Per fermare la violenza sulle donne: educazione e inasprimento delle pene
Ancora violenza sulle donne, ancora donne che muoiono ammazzate dai loro compagni, che non hanno accettato di essere lasciati, che non accettano di essere respinti. La cronaca degli ultimi giorni ci riporta prepotentemente le storie di donne picchiate, segregate, stuprate, bruciate, strangolate, accoltellate, decapitate, impiccate… tutte su territorio italiano, dove c’è una forte tradizione cattolica familiare, dove ci si oppone alle unioni di fatto sia etero che omosessuali e dove, per una sorta di schizofrenia sociale ed emozionale, è proprio la famiglia a diventare sbagliata e distruttiva, quella famiglia che dovrebbe essere una comunità di amore e di vita.
C’è purtroppo una cultura del possesso e della prevaricazione, che vede la donna come oggetto di soddisfacimento affettivo, narcisistico e sessuale, e guai se dovesse sottrarsi a questo ruolo! Ma c’è anche una legge sul femminicidio: Decreto Legge, testo coordinato 14/08/2013 n° 93, G.U. 16/08/2013. Il decreto mira a rendere più incisivi gli strumenti della repressione penale dei fenomeni di maltrattamenti in famiglia, violenza sessuale e di atti persecutori, come lo stalking, con inasprimento delle pene se la violenza viene perpetrata davanti a minori, se la donna vittima della violenza è in gravidanza, se i fatti avvengono ai danni del coniuge. Si è provveduto a varare un nuovo piano straordinario di protezione delle vittime di violenza sessuale e di genere che prevede azioni di intervento multidisciplinari, a carattere trasversale, per prevenire il fenomeno, potenziare i centri antiviolenza e i servizi di assistenza, formare gli operatori.

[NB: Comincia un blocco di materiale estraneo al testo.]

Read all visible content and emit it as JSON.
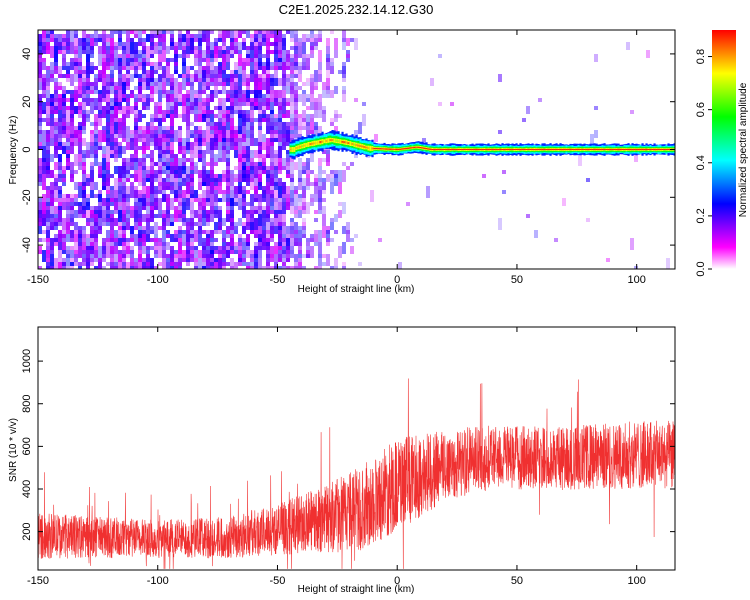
{
  "title": "C2E1.2025.232.14.12.G30",
  "chart_data": [
    {
      "type": "heatmap",
      "xlabel": "Height of straight line (km)",
      "ylabel": "Frequency (Hz)",
      "xlim": [
        -150,
        116
      ],
      "ylim": [
        -50,
        50
      ],
      "xticks": [
        -150,
        -100,
        -50,
        0,
        50,
        100
      ],
      "yticks": [
        -40,
        -20,
        0,
        20,
        40
      ],
      "colorbar": {
        "label": "Normalized spectral amplitude",
        "range": [
          0,
          0.9
        ],
        "ticks": [
          0.0,
          0.2,
          0.4,
          0.6,
          0.8
        ],
        "tick_labels": [
          "0.0",
          "0.2",
          "0.4",
          "0.6",
          "0.8"
        ],
        "colormap": [
          "#ffffff",
          "#ff00ff",
          "#8000ff",
          "#0000ff",
          "#0080ff",
          "#00ffff",
          "#00ff80",
          "#00ff00",
          "#80ff00",
          "#ffff00",
          "#ff8000",
          "#ff0000"
        ]
      },
      "features": {
        "noise_region": {
          "x_range": [
            -150,
            -15
          ],
          "dense_until": -45,
          "dominant_color": "#7a1ef0",
          "amplitude": [
            0.1,
            0.25
          ]
        },
        "carrier_line": {
          "x_range": [
            -45,
            116
          ],
          "frequency": 0,
          "amplitude_peak": 0.9
        },
        "carrier_wiggle": [
          {
            "x": -43,
            "f": 0.5
          },
          {
            "x": -38,
            "f": 2
          },
          {
            "x": -33,
            "f": 3
          },
          {
            "x": -28,
            "f": 4
          },
          {
            "x": -22,
            "f": 3
          },
          {
            "x": -16,
            "f": 1.5
          },
          {
            "x": -12,
            "f": 0.5
          },
          {
            "x": 0,
            "f": 0
          },
          {
            "x": 8,
            "f": 1
          },
          {
            "x": 14,
            "f": 0
          },
          {
            "x": 116,
            "f": 0
          }
        ]
      }
    },
    {
      "type": "line",
      "xlabel": "Height of straight line (km)",
      "ylabel": "SNR (10 * v/v)",
      "xlim": [
        -150,
        116
      ],
      "ylim": [
        20,
        1160
      ],
      "xticks": [
        -150,
        -100,
        -50,
        0,
        50,
        100
      ],
      "yticks": [
        200,
        400,
        600,
        800,
        1000
      ],
      "color": "#f03030",
      "envelope": [
        {
          "x": -150,
          "mean": 180,
          "amp": 110
        },
        {
          "x": -130,
          "mean": 175,
          "amp": 100
        },
        {
          "x": -100,
          "mean": 165,
          "amp": 90
        },
        {
          "x": -70,
          "mean": 175,
          "amp": 100
        },
        {
          "x": -50,
          "mean": 210,
          "amp": 120
        },
        {
          "x": -30,
          "mean": 260,
          "amp": 160
        },
        {
          "x": -15,
          "mean": 310,
          "amp": 200
        },
        {
          "x": 0,
          "mean": 420,
          "amp": 220
        },
        {
          "x": 20,
          "mean": 510,
          "amp": 170
        },
        {
          "x": 40,
          "mean": 550,
          "amp": 150
        },
        {
          "x": 70,
          "mean": 545,
          "amp": 150
        },
        {
          "x": 100,
          "mean": 560,
          "amp": 160
        },
        {
          "x": 116,
          "mean": 560,
          "amp": 160
        }
      ]
    }
  ]
}
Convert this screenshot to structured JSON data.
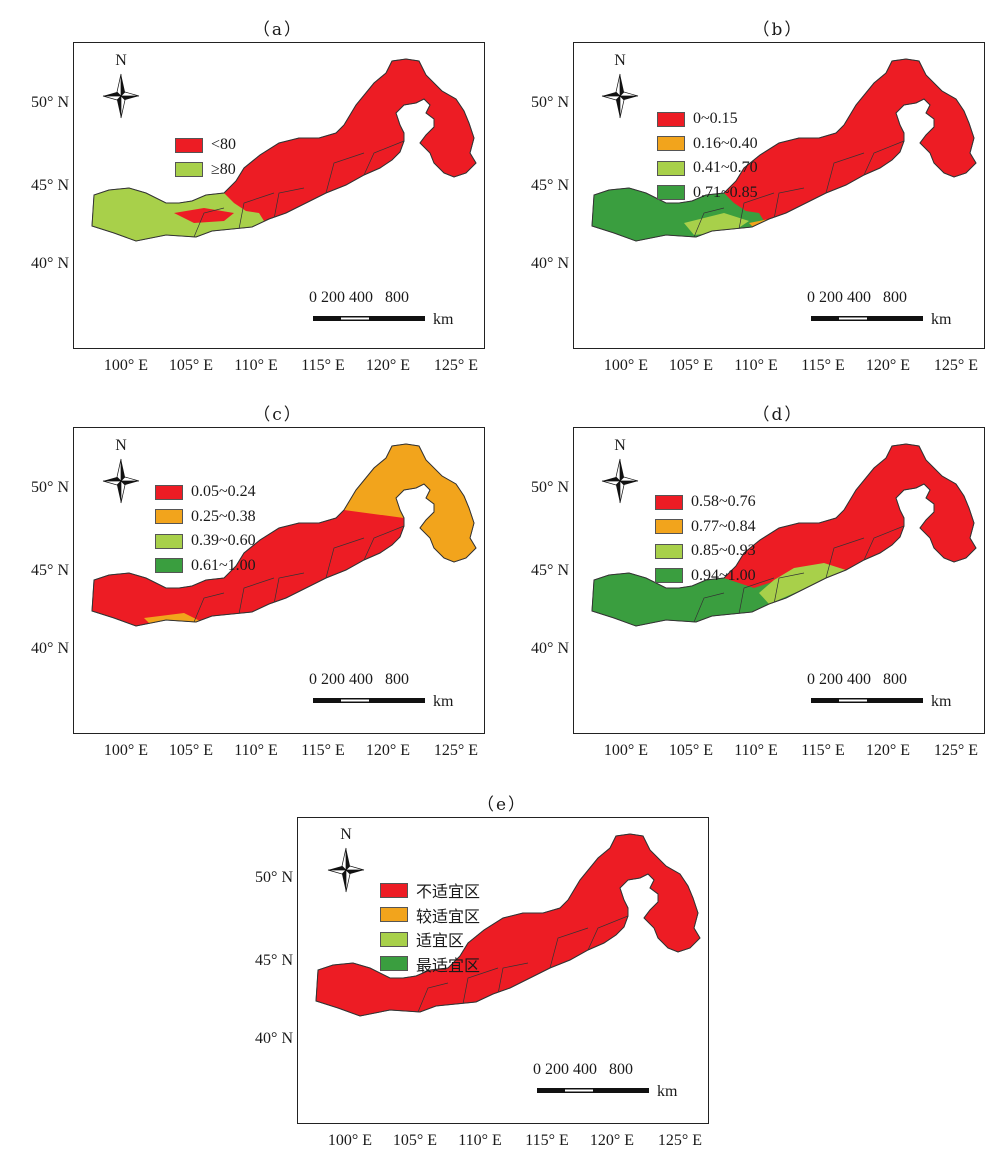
{
  "colors": {
    "red": "#ed1c24",
    "orange": "#f2a41c",
    "lightgreen": "#a8d04a",
    "green": "#3a9e3f",
    "border": "#333333"
  },
  "axes": {
    "lat_labels": [
      "50° N",
      "45° N",
      "40° N"
    ],
    "lon_labels": [
      "100° E",
      "105° E",
      "110° E",
      "115° E",
      "120° E",
      "125° E"
    ]
  },
  "north_label": "N",
  "scalebar": {
    "ticks": "0 200 400   800",
    "unit": "km"
  },
  "panels": [
    {
      "label": "（a）",
      "legend": [
        {
          "text": "<80",
          "color": "#ed1c24"
        },
        {
          "text": "≥80",
          "color": "#a8d04a"
        }
      ]
    },
    {
      "label": "（b）",
      "legend": [
        {
          "text": "0~0.15",
          "color": "#ed1c24"
        },
        {
          "text": "0.16~0.40",
          "color": "#f2a41c"
        },
        {
          "text": "0.41~0.70",
          "color": "#a8d04a"
        },
        {
          "text": "0.71~0.85",
          "color": "#3a9e3f"
        }
      ]
    },
    {
      "label": "（c）",
      "legend": [
        {
          "text": "0.05~0.24",
          "color": "#ed1c24"
        },
        {
          "text": "0.25~0.38",
          "color": "#f2a41c"
        },
        {
          "text": "0.39~0.60",
          "color": "#a8d04a"
        },
        {
          "text": "0.61~1.00",
          "color": "#3a9e3f"
        }
      ]
    },
    {
      "label": "（d）",
      "legend": [
        {
          "text": "0.58~0.76",
          "color": "#ed1c24"
        },
        {
          "text": "0.77~0.84",
          "color": "#f2a41c"
        },
        {
          "text": "0.85~0.93",
          "color": "#a8d04a"
        },
        {
          "text": "0.94~1.00",
          "color": "#3a9e3f"
        }
      ]
    },
    {
      "label": "（e）",
      "legend": [
        {
          "text": "不适宜区",
          "color": "#ed1c24"
        },
        {
          "text": "较适宜区",
          "color": "#f2a41c"
        },
        {
          "text": "适宜区",
          "color": "#a8d04a"
        },
        {
          "text": "最适宜区",
          "color": "#3a9e3f"
        }
      ]
    }
  ]
}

Tutto perfetto. Poi si viene picchiati in strada e nessuno interviene, nessuno chiama il 113, neanche in forma anonima. E allora vengono fuori le teorie degli psicologi sociali, che parlano di paura, di effetto- spettatore, di responsabilità personale che nel gruppo è diluita, di ignoranza collettiva, perché magari non si capisce quello che accade, si sottovaluta… io stessa sono stata vittima di violenza. Sono stata picchiata in pubblico, in un supermercato, mentre ero in fila alla cassa e nessuno ha mosso un dito. Ho chiesto aiuto, ma la cassiera mi ha detto di calmarmi, mentre continuava a passare gli articoli sullo scanner. Tutti avevano gli occhi che guardavano altrove, nessuno incrociava i miei. Sui volti di quelle persone c’era tutta la consapevolezza di quanto stesse accadendo, ma anche tanta impotenza mescolata a tanta voglia di non vedere. La donna diventa un nemico da eliminare se l’uomo si sente tradito, offeso, umiliato, abbandonato; quindi scarica su di lei tutta la responsabilità del suo sentire. Si tratta di uomini fragili che non riescono a vedere la donna come una persona “altra” da sé, con una propria personalità e con i sacrosanti diritti di dire “no”.
È una questione di cultura e di educazione che vedono l’attribuzione di ruoli di genere sin dalla nascita, quando invece insieme alle differenze naturali va insegnato il rispetto di genere, sia alle bambine che ai bambini. La legge sul femminicidio da sola non serve a niente se non cambiano le coscienze, gli atteggiamenti, la cultura. È la madre a fare la differenza, quando si educa il bambino: la donna non sta accanto a un uomo per servirlo e soddisfarlo, in silenzio e a tutte le condizioni. Se si ribalta questo concetto, che non è una mera questione di femminismo, si è sulla strada giusta per fermare la violenza sulle donne.